God, it's too awful to consider.


T.C. said:
Starting to freak out a little here :shock:

Hold on a moment, T.C. There may be more possible explanations to explore before you make a personal connection. If you're going to select and associatively connect items like a dream, a quote and a book, then get ALL the possible items.

Laura's mentioned the concept of permeable boundaries in association with an act of channeling, Charade just posted bits related to shamanism. There's the concept of GAIA consciousness, Akashic records, Teilhard Chardin's noosphere or thought-sphere, spirit attachments bringing baggage with them, etc., etc. There may also be even more material, vetted or unvetted and not-yet-discovered that could be associatively connected.

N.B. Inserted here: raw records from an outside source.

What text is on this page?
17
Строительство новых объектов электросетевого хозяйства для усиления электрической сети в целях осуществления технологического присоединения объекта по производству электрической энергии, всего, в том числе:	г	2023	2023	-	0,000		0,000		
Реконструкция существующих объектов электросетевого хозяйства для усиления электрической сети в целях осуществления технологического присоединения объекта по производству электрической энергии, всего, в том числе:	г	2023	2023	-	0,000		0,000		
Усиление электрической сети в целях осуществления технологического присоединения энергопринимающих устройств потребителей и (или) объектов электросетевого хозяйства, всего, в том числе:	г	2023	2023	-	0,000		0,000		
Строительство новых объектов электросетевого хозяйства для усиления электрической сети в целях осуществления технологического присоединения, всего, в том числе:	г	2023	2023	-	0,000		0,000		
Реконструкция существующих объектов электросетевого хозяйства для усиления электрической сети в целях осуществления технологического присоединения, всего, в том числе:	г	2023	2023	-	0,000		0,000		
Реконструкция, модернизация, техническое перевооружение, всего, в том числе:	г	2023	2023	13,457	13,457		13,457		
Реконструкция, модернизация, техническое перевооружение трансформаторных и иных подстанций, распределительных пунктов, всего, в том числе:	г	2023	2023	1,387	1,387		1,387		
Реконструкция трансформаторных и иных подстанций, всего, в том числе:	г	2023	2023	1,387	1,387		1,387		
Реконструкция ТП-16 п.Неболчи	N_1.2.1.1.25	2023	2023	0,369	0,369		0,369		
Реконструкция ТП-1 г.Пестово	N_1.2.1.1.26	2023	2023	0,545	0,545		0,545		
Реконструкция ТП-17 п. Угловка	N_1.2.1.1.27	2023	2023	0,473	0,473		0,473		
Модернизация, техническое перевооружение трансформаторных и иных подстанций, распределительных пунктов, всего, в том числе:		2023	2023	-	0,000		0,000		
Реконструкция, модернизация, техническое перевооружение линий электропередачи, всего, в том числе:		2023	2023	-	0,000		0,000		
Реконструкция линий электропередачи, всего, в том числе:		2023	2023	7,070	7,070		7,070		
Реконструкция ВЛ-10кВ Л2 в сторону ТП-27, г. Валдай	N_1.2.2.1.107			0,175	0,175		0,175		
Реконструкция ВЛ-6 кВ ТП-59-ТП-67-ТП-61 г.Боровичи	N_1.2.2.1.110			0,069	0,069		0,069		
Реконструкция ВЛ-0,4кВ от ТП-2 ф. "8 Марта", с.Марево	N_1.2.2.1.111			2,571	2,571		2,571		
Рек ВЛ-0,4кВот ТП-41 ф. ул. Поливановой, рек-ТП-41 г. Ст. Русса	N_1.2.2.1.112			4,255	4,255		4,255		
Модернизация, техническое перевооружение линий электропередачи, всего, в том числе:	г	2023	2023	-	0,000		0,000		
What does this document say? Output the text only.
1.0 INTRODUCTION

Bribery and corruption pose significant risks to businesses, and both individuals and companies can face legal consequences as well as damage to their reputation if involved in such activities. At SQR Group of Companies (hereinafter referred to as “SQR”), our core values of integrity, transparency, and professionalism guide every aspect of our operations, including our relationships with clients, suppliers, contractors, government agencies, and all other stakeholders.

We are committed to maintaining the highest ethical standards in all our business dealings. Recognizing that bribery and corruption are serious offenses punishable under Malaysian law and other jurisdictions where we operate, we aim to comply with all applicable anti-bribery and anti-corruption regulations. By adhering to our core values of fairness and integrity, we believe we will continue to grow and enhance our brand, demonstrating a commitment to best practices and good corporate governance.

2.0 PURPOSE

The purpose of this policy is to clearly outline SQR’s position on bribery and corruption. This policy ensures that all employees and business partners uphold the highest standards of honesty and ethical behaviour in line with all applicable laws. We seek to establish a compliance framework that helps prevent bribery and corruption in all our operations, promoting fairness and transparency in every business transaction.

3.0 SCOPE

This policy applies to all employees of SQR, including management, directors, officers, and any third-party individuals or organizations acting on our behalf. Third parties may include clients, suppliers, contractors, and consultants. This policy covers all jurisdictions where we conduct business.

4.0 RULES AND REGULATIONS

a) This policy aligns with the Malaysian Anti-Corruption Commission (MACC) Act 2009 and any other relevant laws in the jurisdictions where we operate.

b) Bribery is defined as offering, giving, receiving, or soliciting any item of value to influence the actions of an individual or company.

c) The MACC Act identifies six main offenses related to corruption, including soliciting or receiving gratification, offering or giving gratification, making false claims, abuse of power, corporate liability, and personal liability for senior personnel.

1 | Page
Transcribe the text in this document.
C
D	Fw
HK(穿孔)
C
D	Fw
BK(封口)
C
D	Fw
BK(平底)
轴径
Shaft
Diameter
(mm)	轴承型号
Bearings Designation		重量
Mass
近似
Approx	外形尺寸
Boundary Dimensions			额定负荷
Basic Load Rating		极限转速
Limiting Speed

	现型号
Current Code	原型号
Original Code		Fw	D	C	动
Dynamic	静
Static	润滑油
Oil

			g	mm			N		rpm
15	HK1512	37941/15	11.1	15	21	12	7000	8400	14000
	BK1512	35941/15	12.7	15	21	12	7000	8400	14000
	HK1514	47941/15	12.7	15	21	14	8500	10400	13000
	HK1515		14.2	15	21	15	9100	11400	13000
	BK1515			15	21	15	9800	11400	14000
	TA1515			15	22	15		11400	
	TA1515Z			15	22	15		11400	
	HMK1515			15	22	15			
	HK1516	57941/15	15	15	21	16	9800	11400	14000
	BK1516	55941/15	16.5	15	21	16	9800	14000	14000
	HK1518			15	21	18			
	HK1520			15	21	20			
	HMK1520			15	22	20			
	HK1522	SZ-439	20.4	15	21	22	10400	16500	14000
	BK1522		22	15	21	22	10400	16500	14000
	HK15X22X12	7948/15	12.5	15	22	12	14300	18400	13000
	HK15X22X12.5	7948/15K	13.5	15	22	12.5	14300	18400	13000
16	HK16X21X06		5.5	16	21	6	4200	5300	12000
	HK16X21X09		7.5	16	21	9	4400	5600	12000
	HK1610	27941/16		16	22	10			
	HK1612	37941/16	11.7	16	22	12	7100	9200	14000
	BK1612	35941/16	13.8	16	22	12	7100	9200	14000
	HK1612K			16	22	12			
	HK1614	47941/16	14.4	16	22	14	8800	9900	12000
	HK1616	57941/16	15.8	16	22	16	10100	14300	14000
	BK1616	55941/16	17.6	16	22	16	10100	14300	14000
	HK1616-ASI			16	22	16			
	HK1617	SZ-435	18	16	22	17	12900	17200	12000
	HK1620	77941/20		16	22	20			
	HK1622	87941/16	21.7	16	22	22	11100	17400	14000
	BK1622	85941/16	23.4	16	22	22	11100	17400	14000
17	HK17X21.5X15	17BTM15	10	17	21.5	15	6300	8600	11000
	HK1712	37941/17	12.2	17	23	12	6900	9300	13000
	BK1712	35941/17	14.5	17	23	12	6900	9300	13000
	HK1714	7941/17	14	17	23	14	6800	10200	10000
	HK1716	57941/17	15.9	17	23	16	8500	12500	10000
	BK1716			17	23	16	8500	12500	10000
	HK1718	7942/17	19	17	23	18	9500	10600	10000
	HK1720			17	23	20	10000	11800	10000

My point is that the connection to a past life of yours is not yet a necessary piece of your personal puzzle. You could be scaring yourself unnecessarily and before you could be ready to "read" these records. Our conscious awareness, or consciousness, itself, or DNA (with the associated idea of "enfolding") could be an interface to memory records of all that has come before now in man's history and in terms of man's inhumanity to man. It's an idea. May not seem less scary, but maybe it could help keep you from going off the deep end. :)
 
Thanks for all those points, Buddy. I never would have thought of it from a birds-eye view like that.

Buddy said:
May not seem less scary, but maybe it could help keep you from going off the deep end. :)

I soon calmed down after making those posts. :oops: I panicked a bit, and that manifested as posting what was spinning round in my head as a way of releasing it. Sorry for the noise, everyone.